Chicago was Al Capone to me, too, until I met Aleksio.

Yuri slides up to one of the windows. He gets ears in, pressing a listening device to a small square of safety glass.

I exchange glances with Aleksio. He tips his head. So far, so good. Perhaps our enemies do not know.

Yuri steals over. “Is quiet,” he says. “Too quiet.”

Tito slips in. Tito is Aleksio’s right-hand man. His Yuri. “What’s your feeling?” Aleksio asks Tito.

“Feels like a trap, smells like a trap. Is a trap.” Tito likes to make his hair bright blond on the tips of it. He is very formidable.

“A trap,” I say.

We have men around the neighborhood, and they text in. Nobody is watching.

Aleksio looks up and down the blocky building. “The files are right inside, and we have the decode key,” he says.

No question we’ll risk it. Aldo Nikolla may or may not talk.

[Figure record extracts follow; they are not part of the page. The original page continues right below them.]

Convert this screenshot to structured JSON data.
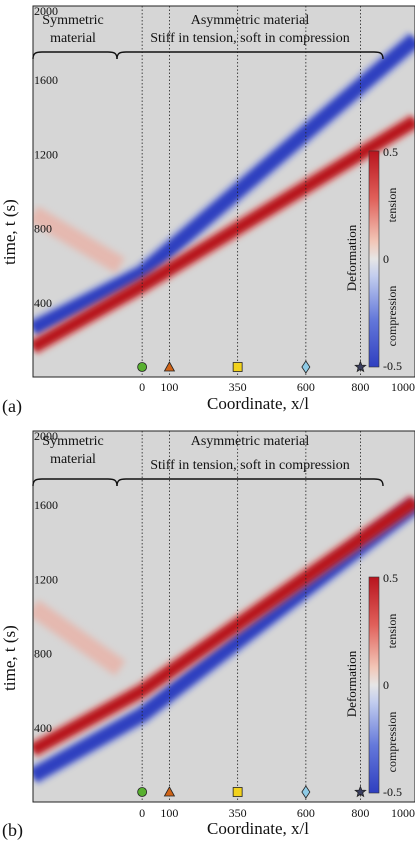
{
  "figure": {
    "xlabel": "Coordinate, x/l",
    "ylabel": "time, t (s)"
  },
  "colorbar": {
    "title": "Deformation",
    "label_tension": "tension",
    "label_compression": "compression",
    "tick_top": "0.5",
    "tick_mid": "0",
    "tick_bottom": "-0.5",
    "range": [
      -0.5,
      0.5
    ]
  },
  "regions": {
    "symmetric_line1": "Symmetric",
    "symmetric_line2": "material",
    "asymmetric_line1": "Asymmetric material",
    "asymmetric_line2": "Stiff in tension, soft in compression"
  },
  "colors": {
    "background": "#d6d6d6",
    "tension": "#b8141e",
    "compression": "#2f3fc0"
  },
  "chart_data": [
    {
      "type": "heatmap",
      "panel_label": "(a)",
      "xlabel": "Coordinate, x/l",
      "ylabel": "time, t (s)",
      "xlim": [
        -400,
        1000
      ],
      "ylim": [
        0,
        2000
      ],
      "xticks": [
        "0",
        "100",
        "350",
        "600",
        "800",
        "1000"
      ],
      "yticks": [
        "400",
        "800",
        "1200",
        "1600",
        "2000"
      ],
      "markers": [
        {
          "x": 0,
          "shape": "circle",
          "color": "#58b030"
        },
        {
          "x": 100,
          "shape": "triangle",
          "color": "#d06418"
        },
        {
          "x": 350,
          "shape": "square",
          "color": "#f2d21c"
        },
        {
          "x": 600,
          "shape": "diamond",
          "color": "#8fcbe6"
        },
        {
          "x": 800,
          "shape": "star",
          "color": "#3a3e60"
        }
      ],
      "bands": [
        {
          "kind": "compression",
          "points": [
            [
              -400,
              260
            ],
            [
              0,
              560
            ],
            [
              1000,
              1820
            ]
          ]
        },
        {
          "kind": "tension",
          "points": [
            [
              -400,
              160
            ],
            [
              0,
              490
            ],
            [
              1000,
              1380
            ]
          ]
        },
        {
          "kind": "tension_faint",
          "points": [
            [
              -400,
              880
            ],
            [
              -80,
              600
            ]
          ]
        }
      ]
    },
    {
      "type": "heatmap",
      "panel_label": "(b)",
      "xlabel": "Coordinate, x/l",
      "ylabel": "time, t (s)",
      "xlim": [
        -400,
        1000
      ],
      "ylim": [
        0,
        2000
      ],
      "xticks": [
        "0",
        "100",
        "350",
        "600",
        "800",
        "1000"
      ],
      "yticks": [
        "400",
        "800",
        "1200",
        "1600",
        "2000"
      ],
      "markers": [
        {
          "x": 0,
          "shape": "circle",
          "color": "#58b030"
        },
        {
          "x": 100,
          "shape": "triangle",
          "color": "#d06418"
        },
        {
          "x": 350,
          "shape": "square",
          "color": "#f2d21c"
        },
        {
          "x": 600,
          "shape": "diamond",
          "color": "#8fcbe6"
        },
        {
          "x": 800,
          "shape": "star",
          "color": "#3a3e60"
        }
      ],
      "bands": [
        {
          "kind": "compression",
          "points": [
            [
              -400,
              140
            ],
            [
              0,
              470
            ],
            [
              1000,
              1600
            ]
          ]
        },
        {
          "kind": "tension",
          "points": [
            [
              -400,
              280
            ],
            [
              0,
              600
            ],
            [
              1000,
              1620
            ]
          ]
        },
        {
          "kind": "tension_faint",
          "points": [
            [
              -400,
              1050
            ],
            [
              -80,
              720
            ]
          ]
        }
      ]
    }
  ]
}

The file is sure.

We discuss what we would do in the place of Bloody Lazarus if he thought we might be back.

“I’d think about torching the place,” Tito says. “But then I’d say, how can I go for maximum death? That says explosives to me. And if I didn’t have a lot of time? Explosives connected to the door.”

“Or to the alarm system,” I say. “Sound, vibration.”

We narrow it down to the door. Easiest, smartest, fastest.

“Then maybe we should go up the side. Up that old fire escape.” Aleksio points. The fire escape is half falling apart, but it’s still up. “What happens if we break that window?”

I pick up a brick and hurl it. It sails into the window with a crash. We press against the wall, waiting for an explosion.

Nothing. So we have our entrance.

We argue about who’ll go in. “I’m not sending anybody in somewhere where I won’t go myself,” Aleksio growls. He’s like that, a strong leader.

But the girl will be trouble.

Aleksio creeps up the side and leaps to the lowest rung of the fire escape. The apparatus creaks as he begins to climb, balancing on the edges, seasoned criminal that he is. When he is the three stories up top, he throws his jacket over the sill and lifts himself up by his fingers.

He makes it look easy. It is not easy, though.

Aleksio is a strong ally, but a girl like that Mira will weaken him.

I loved a girl once, and then I had to kill her.

Killing the girl I loved weakened me very much for a very long time.

When Aleksio is half in the third-floor window, and explosion tears out from the floor below him. The wall buckles.